The Virgin of Guadalupe

The Virgin of Guadalupe has long been a religious symbol and a comfort to the working people of Mexico.

Two accounts, published in the 1640s, one in Spanish and one in Nahuatl, the local language, tell of her origin.

As Juan Diego, a peasant, was walking from his village to Mexico City in the early morning of December 9, 1531 (then the Feast of the Immaculate Conception in the Spanish Empire), he saw a young girl of 15 or 16 years of age, surrounded by light on the slopes of the hill of Tepeyac. She spoke to him in Nahuatl asking that a church be built in her honor at that site. Diego recognized the girl to be the Virgin Mary.

Diego told the Spanish Archbishop, Fray Juan de Zumárraga about his meeting with the Virgin. Zumárraga instructed Diego to return to Tepeyac Hill, and ask the Lady for a miraculous sign to prove her identity.

Returning to the site, Diego found the girl again. The Virgin told Diego to gather flowers from the top of Tepeyac Hill. Although December was very late in the growing season for flowers to bloom, Diego found flowers blooming on the barren hilltop – Castilian Roses ­– that are not native to Mexico.
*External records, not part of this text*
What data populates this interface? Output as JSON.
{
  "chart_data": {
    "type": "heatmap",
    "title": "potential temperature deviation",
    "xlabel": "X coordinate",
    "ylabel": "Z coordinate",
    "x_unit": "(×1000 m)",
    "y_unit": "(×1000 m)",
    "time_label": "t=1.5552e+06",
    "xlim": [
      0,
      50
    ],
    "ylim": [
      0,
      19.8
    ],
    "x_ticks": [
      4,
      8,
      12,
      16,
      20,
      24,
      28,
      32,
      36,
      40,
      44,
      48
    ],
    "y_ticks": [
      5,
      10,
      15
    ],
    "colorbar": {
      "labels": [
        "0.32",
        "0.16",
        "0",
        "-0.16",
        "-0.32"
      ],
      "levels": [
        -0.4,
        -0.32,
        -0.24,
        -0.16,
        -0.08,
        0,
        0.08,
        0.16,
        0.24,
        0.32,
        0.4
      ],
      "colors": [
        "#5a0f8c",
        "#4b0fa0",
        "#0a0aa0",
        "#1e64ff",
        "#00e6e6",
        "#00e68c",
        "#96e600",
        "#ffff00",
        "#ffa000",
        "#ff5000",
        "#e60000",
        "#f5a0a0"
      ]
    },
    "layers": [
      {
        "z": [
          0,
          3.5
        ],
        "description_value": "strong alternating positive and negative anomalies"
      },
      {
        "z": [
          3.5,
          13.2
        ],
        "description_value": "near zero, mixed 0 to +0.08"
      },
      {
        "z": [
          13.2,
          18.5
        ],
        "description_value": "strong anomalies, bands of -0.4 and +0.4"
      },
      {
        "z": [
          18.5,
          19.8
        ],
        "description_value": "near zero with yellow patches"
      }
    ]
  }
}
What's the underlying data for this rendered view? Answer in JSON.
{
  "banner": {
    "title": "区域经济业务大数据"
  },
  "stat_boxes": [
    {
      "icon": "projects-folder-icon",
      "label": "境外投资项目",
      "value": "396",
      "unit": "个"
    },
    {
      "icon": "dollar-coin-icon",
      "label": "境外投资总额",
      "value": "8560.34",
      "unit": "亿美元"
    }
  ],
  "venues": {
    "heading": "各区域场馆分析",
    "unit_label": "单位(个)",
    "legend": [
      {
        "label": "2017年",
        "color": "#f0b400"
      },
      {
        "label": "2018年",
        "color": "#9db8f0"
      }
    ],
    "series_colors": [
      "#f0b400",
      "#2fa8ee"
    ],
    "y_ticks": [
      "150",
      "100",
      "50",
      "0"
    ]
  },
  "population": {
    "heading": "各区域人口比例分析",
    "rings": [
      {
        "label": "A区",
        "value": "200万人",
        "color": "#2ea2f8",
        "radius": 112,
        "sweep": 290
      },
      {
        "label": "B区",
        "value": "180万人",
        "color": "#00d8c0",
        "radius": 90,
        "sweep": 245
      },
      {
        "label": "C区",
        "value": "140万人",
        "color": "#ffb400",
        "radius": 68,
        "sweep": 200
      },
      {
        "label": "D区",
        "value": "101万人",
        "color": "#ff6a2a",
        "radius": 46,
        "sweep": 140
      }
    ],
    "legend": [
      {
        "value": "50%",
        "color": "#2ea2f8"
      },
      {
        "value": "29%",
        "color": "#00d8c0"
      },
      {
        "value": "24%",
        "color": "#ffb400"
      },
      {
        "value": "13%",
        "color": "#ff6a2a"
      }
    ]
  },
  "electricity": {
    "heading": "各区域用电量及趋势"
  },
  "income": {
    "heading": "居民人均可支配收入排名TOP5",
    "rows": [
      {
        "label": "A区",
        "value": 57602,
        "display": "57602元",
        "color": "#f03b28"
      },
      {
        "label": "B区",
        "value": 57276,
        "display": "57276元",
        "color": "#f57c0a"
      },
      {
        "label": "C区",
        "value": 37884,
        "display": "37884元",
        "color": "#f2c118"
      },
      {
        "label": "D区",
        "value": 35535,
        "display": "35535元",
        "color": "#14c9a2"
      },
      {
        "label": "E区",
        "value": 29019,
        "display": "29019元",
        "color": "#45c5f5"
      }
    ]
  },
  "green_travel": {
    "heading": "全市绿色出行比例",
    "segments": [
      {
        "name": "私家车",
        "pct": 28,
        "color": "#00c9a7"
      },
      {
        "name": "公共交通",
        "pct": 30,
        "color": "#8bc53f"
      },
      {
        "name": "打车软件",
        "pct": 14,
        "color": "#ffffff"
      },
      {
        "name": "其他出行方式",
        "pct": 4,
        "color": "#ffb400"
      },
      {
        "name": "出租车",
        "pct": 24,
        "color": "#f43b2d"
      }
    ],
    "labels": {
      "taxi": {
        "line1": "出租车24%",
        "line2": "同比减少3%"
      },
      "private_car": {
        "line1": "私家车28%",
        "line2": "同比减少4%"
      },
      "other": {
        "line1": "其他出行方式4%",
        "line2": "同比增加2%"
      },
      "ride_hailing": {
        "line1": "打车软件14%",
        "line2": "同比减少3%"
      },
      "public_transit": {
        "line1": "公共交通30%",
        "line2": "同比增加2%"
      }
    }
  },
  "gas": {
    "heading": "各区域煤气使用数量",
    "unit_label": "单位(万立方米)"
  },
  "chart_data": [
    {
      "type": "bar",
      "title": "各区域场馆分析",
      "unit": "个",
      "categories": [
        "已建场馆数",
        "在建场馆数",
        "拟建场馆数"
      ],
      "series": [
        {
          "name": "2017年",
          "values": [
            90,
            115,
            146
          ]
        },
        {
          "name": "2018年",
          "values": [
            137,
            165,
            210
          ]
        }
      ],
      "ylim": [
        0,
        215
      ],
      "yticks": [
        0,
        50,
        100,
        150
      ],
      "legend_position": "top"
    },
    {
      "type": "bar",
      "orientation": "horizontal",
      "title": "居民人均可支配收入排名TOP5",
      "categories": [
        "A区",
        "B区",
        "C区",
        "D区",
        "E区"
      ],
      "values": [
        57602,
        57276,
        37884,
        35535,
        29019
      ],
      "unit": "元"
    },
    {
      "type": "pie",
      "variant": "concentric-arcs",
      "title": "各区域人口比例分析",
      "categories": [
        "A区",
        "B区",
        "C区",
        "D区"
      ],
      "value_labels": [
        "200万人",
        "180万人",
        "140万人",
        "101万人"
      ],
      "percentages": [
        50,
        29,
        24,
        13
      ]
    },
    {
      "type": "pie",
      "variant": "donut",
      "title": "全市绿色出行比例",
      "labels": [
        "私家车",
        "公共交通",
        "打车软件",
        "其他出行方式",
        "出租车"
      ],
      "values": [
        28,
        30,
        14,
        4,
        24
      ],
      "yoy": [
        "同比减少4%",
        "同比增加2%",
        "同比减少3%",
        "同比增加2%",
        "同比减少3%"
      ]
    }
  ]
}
The Virgin arranged the flowers in Diego’s tilma/cloak.

Returning, when Diego opened the cloak before Bishop Zumárraga on December 12th, the flowers fell to the floor, and in their place – miraculously imprinted on the fabric of his garment – was the image of the Virgin of Guadalupe.

In 1999, Pope John Paul II proclaimed the Virgin Mary under her Mexican title, The Virgin of Guadalupe to be: the Patroness of the Americas, Empress of Latin America, and Protectress of Unborn Children.